I’ve been thinking recently of all the ways that I am privileged, and how those privileges will be passed on to my child.  I am very lucky to have never worried (really) about money.  Yes, my husband and I watch our budget, but we never worried about not being able to pay our rent or our utility bills.  We have always had family that would be able to help us out financially if we needed it, and this has allowed us to take some risks that have worked out well (such as moving to the East Coast, going to graduate school, etc.) Most of these privileges are unearned on my part.  My parents and my husbands parents (and their parents) all have worked really hard to get where they are, and my husband and I really respect and appreciate this.

However, every day I am confronted with this privileges when I go to my teaching job.  Many of my students don’t share the same privileges I do.  My students and their families are working hard, and many of my students will be first-generation college students.  I have no doubt that they will become wildly successful, but if I’m really honest about it, there is a good chance that my son will have it easier than them in many ways.  That doesn’t make him better or worse than any of my students (many of whom have cultural experiences that my son will never get to have).  But it does give me a better sense of the inequality of the playing field.  I have been trying to fully understand and stay aware of the privileges I receive simply because of the race and economic status I was born into.  As I start to realize that my son will (should) never have to decide what gang to join to protect his family, work a job to support our family, immigrate to a new country with a new language at 15, or put himself completely through college, the realities that separate the races and classes in this country seem all the more apparent to me.

I would love to say I am doing all I can to fight these inequalities, but the reality is that I’m not.  I’m trying to live out my beliefs in my daily work as a teacher and we fully intend to send our son to public schools, but I’m not sure how I’m going to balance my awareness of my privilege, my distaste for that reality, and the fact that I want the best for my son.  Of course I’m going to pay for things that further his personal enrichment and education, even though I only have that financial ability because of what my parents and grandparents did (and were able to do).  But I do hope that I introduce LP this idea of social privilege, why it is problematic, and then inspire him to make the world a better place in his own way.

Of course I’m probably just setting myself up for a rebellious teenager who eats at McDonalds and aspires to be a wall street banker.  But a vegan, feminist, anti-racist mother can dream, right?

LP’s Stuff:

LP definitely has his good and his bad days – and his good and his bad moments.  There are a number of signs that the G-man and I can use to see if LP is tired.  One such sign is pretty basic – the eye rub.  Another is LP staggering drunkenly around the room and running into furniture.  A third surefire way to see that he is a sleepy guy is when he starts grabbing everything in sight – and out of sight on tables.  These items include: glasses, cell phones, remote controls, spoons, glasses, radios, flowers, pens, and so on and so forth.  Sometimes, when he is really wiped out he just scurries about sweeping his arm across table and chair surfaces and knocking everything down.  For such a little dude he is truly a destructive force!


2 thoughts on “May 17th, 2011

  1. Viewing your social and economic advantages as a something distasteful isn’t really productive.

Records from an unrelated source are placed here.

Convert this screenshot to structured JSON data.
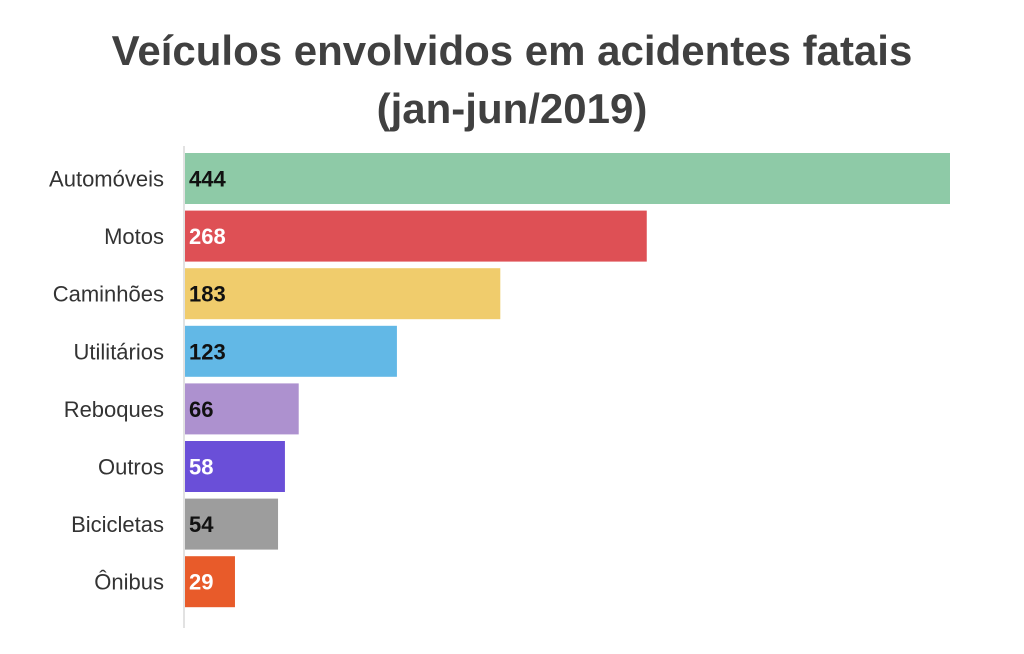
{
  "chart_data": {
    "type": "bar",
    "orientation": "horizontal",
    "title_line1": "Veículos envolvidos em acidentes fatais",
    "title_line2": "(jan-jun/2019)",
    "categories": [
      "Automóveis",
      "Motos",
      "Caminhões",
      "Utilitários",
      "Reboques",
      "Outros",
      "Bicicletas",
      "Ônibus"
    ],
    "values": [
      444,
      268,
      183,
      123,
      66,
      58,
      54,
      29
    ],
    "colors": [
      "#8ecaa7",
      "#de5055",
      "#f0cc6c",
      "#62b8e6",
      "#ad91cf",
      "#6a4fd8",
      "#9d9d9d",
      "#e85b2a"
    ],
    "value_label_colors": [
      "#111111",
      "#ffffff",
      "#111111",
      "#111111",
      "#111111",
      "#ffffff",
      "#111111",
      "#ffffff"
    ],
    "xlim": [
      0,
      444
    ],
    "legend": "none",
    "grid": false
  }
}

Instead, try to look at it as a privilege that carries a responsibility. That responsibility is to do your best to improve the lives of the people you come in contact with. Its very likely that you will never see the results of your efforts. The point is to make the effort, to the best of your ability. Whether those efforts pay off for someone in the future is out of your hands; just keep doing the work. Remember, people like Jonas Salk and MLK had parents and grandparents, and they had no idea what they were helping to create.

    You and DOLP (Dad of LP) are actually doing double duty. You are having a direct impact on your students and LP. And DOLP (I bet he loves that name 🙂 ) is having a indirect impact on your students, by allowing you to do what you do, as well as being LP’s parent.

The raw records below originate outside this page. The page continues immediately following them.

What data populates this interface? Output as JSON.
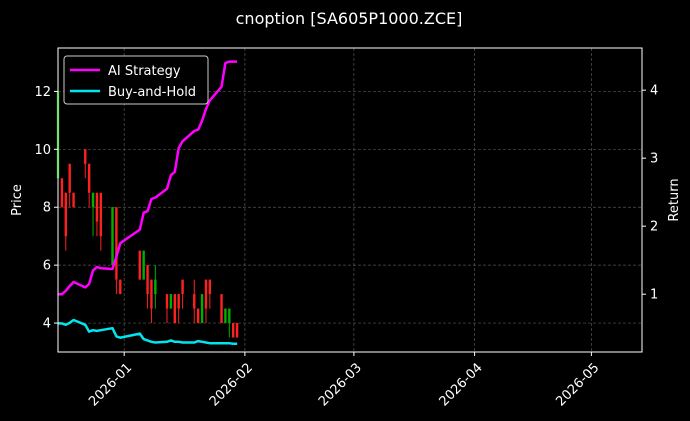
{
  "chart_data": {
    "type": "candlestick+line",
    "title": "cnoption [SA605P1000.ZCE]",
    "xlabel": "",
    "ylabel": "Price",
    "y2label": "Return",
    "xlim": [
      "2025-12-15",
      "2026-05-14"
    ],
    "ylim": [
      3.0,
      13.5
    ],
    "y2lim": [
      0.15,
      4.62
    ],
    "x_ticks": [
      "2026-01",
      "2026-02",
      "2026-03",
      "2026-04",
      "2026-05"
    ],
    "y_ticks": [
      "4",
      "6",
      "8",
      "10",
      "12"
    ],
    "y2_ticks": [
      "1",
      "2",
      "3",
      "4"
    ],
    "grid": true,
    "legend_position": "upper-left",
    "colors": {
      "background": "#000000",
      "up": "#00b000",
      "down": "#ff2020",
      "ai_strategy": "#ff00ff",
      "buy_and_hold": "#00e5ee",
      "grid": "#555555",
      "text": "#ffffff"
    },
    "series": [
      {
        "name": "AI Strategy",
        "axis": "right",
        "points": [
          [
            "2025-12-15",
            1.0
          ],
          [
            "2025-12-16",
            1.0
          ],
          [
            "2025-12-17",
            1.05
          ],
          [
            "2025-12-18",
            1.12
          ],
          [
            "2025-12-19",
            1.18
          ],
          [
            "2025-12-22",
            1.1
          ],
          [
            "2025-12-23",
            1.15
          ],
          [
            "2025-12-24",
            1.35
          ],
          [
            "2025-12-25",
            1.4
          ],
          [
            "2025-12-26",
            1.38
          ],
          [
            "2025-12-29",
            1.37
          ],
          [
            "2025-12-30",
            1.55
          ],
          [
            "2025-12-31",
            1.75
          ],
          [
            "2026-01-05",
            1.95
          ],
          [
            "2026-01-06",
            2.2
          ],
          [
            "2026-01-07",
            2.22
          ],
          [
            "2026-01-08",
            2.4
          ],
          [
            "2026-01-09",
            2.42
          ],
          [
            "2026-01-12",
            2.55
          ],
          [
            "2026-01-13",
            2.75
          ],
          [
            "2026-01-14",
            2.8
          ],
          [
            "2026-01-15",
            3.15
          ],
          [
            "2026-01-16",
            3.25
          ],
          [
            "2026-01-19",
            3.4
          ],
          [
            "2026-01-20",
            3.42
          ],
          [
            "2026-01-21",
            3.55
          ],
          [
            "2026-01-22",
            3.72
          ],
          [
            "2026-01-23",
            3.85
          ],
          [
            "2026-01-26",
            4.05
          ],
          [
            "2026-01-27",
            4.4
          ],
          [
            "2026-01-28",
            4.42
          ],
          [
            "2026-01-29",
            4.42
          ],
          [
            "2026-01-30",
            4.42
          ]
        ]
      },
      {
        "name": "Buy-and-Hold",
        "axis": "right",
        "points": [
          [
            "2025-12-15",
            0.57
          ],
          [
            "2025-12-16",
            0.57
          ],
          [
            "2025-12-17",
            0.55
          ],
          [
            "2025-12-18",
            0.58
          ],
          [
            "2025-12-19",
            0.62
          ],
          [
            "2025-12-22",
            0.55
          ],
          [
            "2025-12-23",
            0.45
          ],
          [
            "2025-12-24",
            0.47
          ],
          [
            "2025-12-25",
            0.46
          ],
          [
            "2025-12-26",
            0.47
          ],
          [
            "2025-12-29",
            0.5
          ],
          [
            "2025-12-30",
            0.38
          ],
          [
            "2025-12-31",
            0.36
          ],
          [
            "2026-01-05",
            0.42
          ],
          [
            "2026-01-06",
            0.34
          ],
          [
            "2026-01-07",
            0.32
          ],
          [
            "2026-01-08",
            0.3
          ],
          [
            "2026-01-09",
            0.29
          ],
          [
            "2026-01-12",
            0.3
          ],
          [
            "2026-01-13",
            0.32
          ],
          [
            "2026-01-14",
            0.3
          ],
          [
            "2026-01-15",
            0.3
          ],
          [
            "2026-01-16",
            0.29
          ],
          [
            "2026-01-19",
            0.29
          ],
          [
            "2026-01-20",
            0.31
          ],
          [
            "2026-01-21",
            0.3
          ],
          [
            "2026-01-22",
            0.29
          ],
          [
            "2026-01-23",
            0.28
          ],
          [
            "2026-01-26",
            0.28
          ],
          [
            "2026-01-27",
            0.28
          ],
          [
            "2026-01-28",
            0.28
          ],
          [
            "2026-01-29",
            0.27
          ],
          [
            "2026-01-30",
            0.27
          ]
        ]
      }
    ],
    "candles": [
      [
        "2025-12-15",
        9.0,
        13.0,
        8.0,
        12.0
      ],
      [
        "2025-12-16",
        9.0,
        9.0,
        8.0,
        8.0
      ],
      [
        "2025-12-17",
        8.5,
        8.5,
        6.5,
        7.0
      ],
      [
        "2025-12-18",
        9.5,
        9.5,
        8.0,
        8.5
      ],
      [
        "2025-12-19",
        8.5,
        8.5,
        8.0,
        8.0
      ],
      [
        "2025-12-22",
        10.0,
        10.0,
        9.0,
        9.5
      ],
      [
        "2025-12-23",
        9.5,
        9.5,
        8.0,
        8.5
      ],
      [
        "2025-12-24",
        8.0,
        8.5,
        7.0,
        8.5
      ],
      [
        "2025-12-25",
        8.5,
        8.5,
        7.0,
        7.5
      ],
      [
        "2025-12-26",
        8.5,
        8.5,
        6.5,
        7.0
      ],
      [
        "2025-12-29",
        6.0,
        8.0,
        6.0,
        8.0
      ],
      [
        "2025-12-30",
        8.0,
        8.0,
        5.0,
        5.5
      ],
      [
        "2025-12-31",
        5.5,
        5.5,
        5.0,
        5.0
      ],
      [
        "2026-01-05",
        6.5,
        6.5,
        5.5,
        5.5
      ],
      [
        "2026-01-06",
        5.5,
        6.5,
        5.5,
        6.5
      ],
      [
        "2026-01-07",
        6.0,
        6.0,
        4.5,
        5.0
      ],
      [
        "2026-01-08",
        5.5,
        5.5,
        4.0,
        4.5
      ],
      [
        "2026-01-09",
        5.0,
        6.0,
        4.5,
        5.5
      ],
      [
        "2026-01-12",
        5.0,
        5.0,
        4.0,
        4.5
      ],
      [
        "2026-01-13",
        4.5,
        5.0,
        4.5,
        5.0
      ],
      [
        "2026-01-14",
        5.0,
        5.0,
        4.0,
        4.0
      ],
      [
        "2026-01-15",
        5.0,
        5.0,
        4.0,
        4.5
      ],
      [
        "2026-01-16",
        5.5,
        5.5,
        4.5,
        5.0
      ],
      [
        "2026-01-19",
        5.0,
        5.5,
        4.0,
        4.5
      ],
      [
        "2026-01-20",
        4.5,
        4.5,
        4.0,
        4.0
      ],
      [
        "2026-01-21",
        4.0,
        5.0,
        4.0,
        5.0
      ],
      [
        "2026-01-22",
        5.5,
        5.5,
        4.0,
        4.5
      ],
      [
        "2026-01-23",
        5.5,
        5.5,
        4.5,
        5.0
      ],
      [
        "2026-01-26",
        5.0,
        5.0,
        4.0,
        4.0
      ],
      [
        "2026-01-27",
        4.0,
        4.5,
        4.0,
        4.5
      ],
      [
        "2026-01-28",
        4.0,
        4.5,
        3.5,
        4.5
      ],
      [
        "2026-01-29",
        4.0,
        4.0,
        3.5,
        3.5
      ],
      [
        "2026-01-30",
        4.0,
        4.0,
        3.5,
        3.5
      ]
    ]
  }
}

    The bottom line is that you both recognise the privilege that was an accident of birth and have maximised that privilege to help and enrich others (including LP) in ways far too few people can or do. I know you guys have and will continue to enrich our lives as long as we are here.

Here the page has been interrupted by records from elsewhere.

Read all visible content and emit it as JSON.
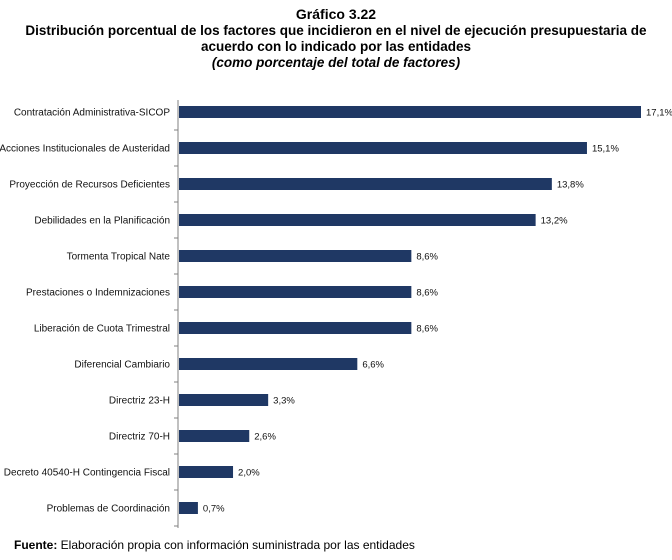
{
  "header": {
    "line1": "Gráfico 3.22",
    "line2": "Distribución porcentual de los factores que incidieron en el nivel de ejecución presupuestaria de",
    "line3": "acuerdo con lo indicado por las entidades",
    "line4": "(como porcentaje del total de factores)"
  },
  "source": {
    "prefix": "Fuente:",
    "text": " Elaboración propia con información suministrada por las entidades"
  },
  "colors": {
    "bar": "#1f3864",
    "axis": "#808080"
  },
  "chart_data": {
    "type": "bar",
    "orientation": "horizontal",
    "title": "Distribución porcentual de los factores que incidieron en el nivel de ejecución presupuestaria de acuerdo con lo indicado por las entidades",
    "subtitle": "(como porcentaje del total de factores)",
    "categories": [
      "Contratación Administrativa-SICOP",
      "Acciones Institucionales de Austeridad",
      "Proyección de Recursos Deficientes",
      "Debilidades en la Planificación",
      "Tormenta Tropical Nate",
      "Prestaciones o Indemnizaciones",
      "Liberación de Cuota Trimestral",
      "Diferencial Cambiario",
      "Directriz 23-H",
      "Directriz 70-H",
      "Decreto 40540-H Contingencia Fiscal",
      "Problemas de Coordinación"
    ],
    "values": [
      17.1,
      15.1,
      13.8,
      13.2,
      8.6,
      8.6,
      8.6,
      6.6,
      3.3,
      2.6,
      2.0,
      0.7
    ],
    "value_labels": [
      "17,1%",
      "15,1%",
      "13,8%",
      "13,2%",
      "8,6%",
      "8,6%",
      "8,6%",
      "6,6%",
      "3,3%",
      "2,6%",
      "2,0%",
      "0,7%"
    ],
    "xlim": [
      0,
      17.1
    ],
    "grid": false,
    "legend": "none"
  }
}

    1. I do agree that looking at these advantages as distasteful isn’t really productive, but sometimes that is my first reminder (or re-reminder) to be aware of them so that I can see them as a tool to use to make the world a better place. Thanks so much for the more positive and global view on these issues!

      I know I will have been a successful parent if LP eventually understands what you wrote – that he has advantages because of everything his great-grandparents, his grandparents and his parents did for him (and simply received) and that, in essence, he has a responsibility to use those advantages for good.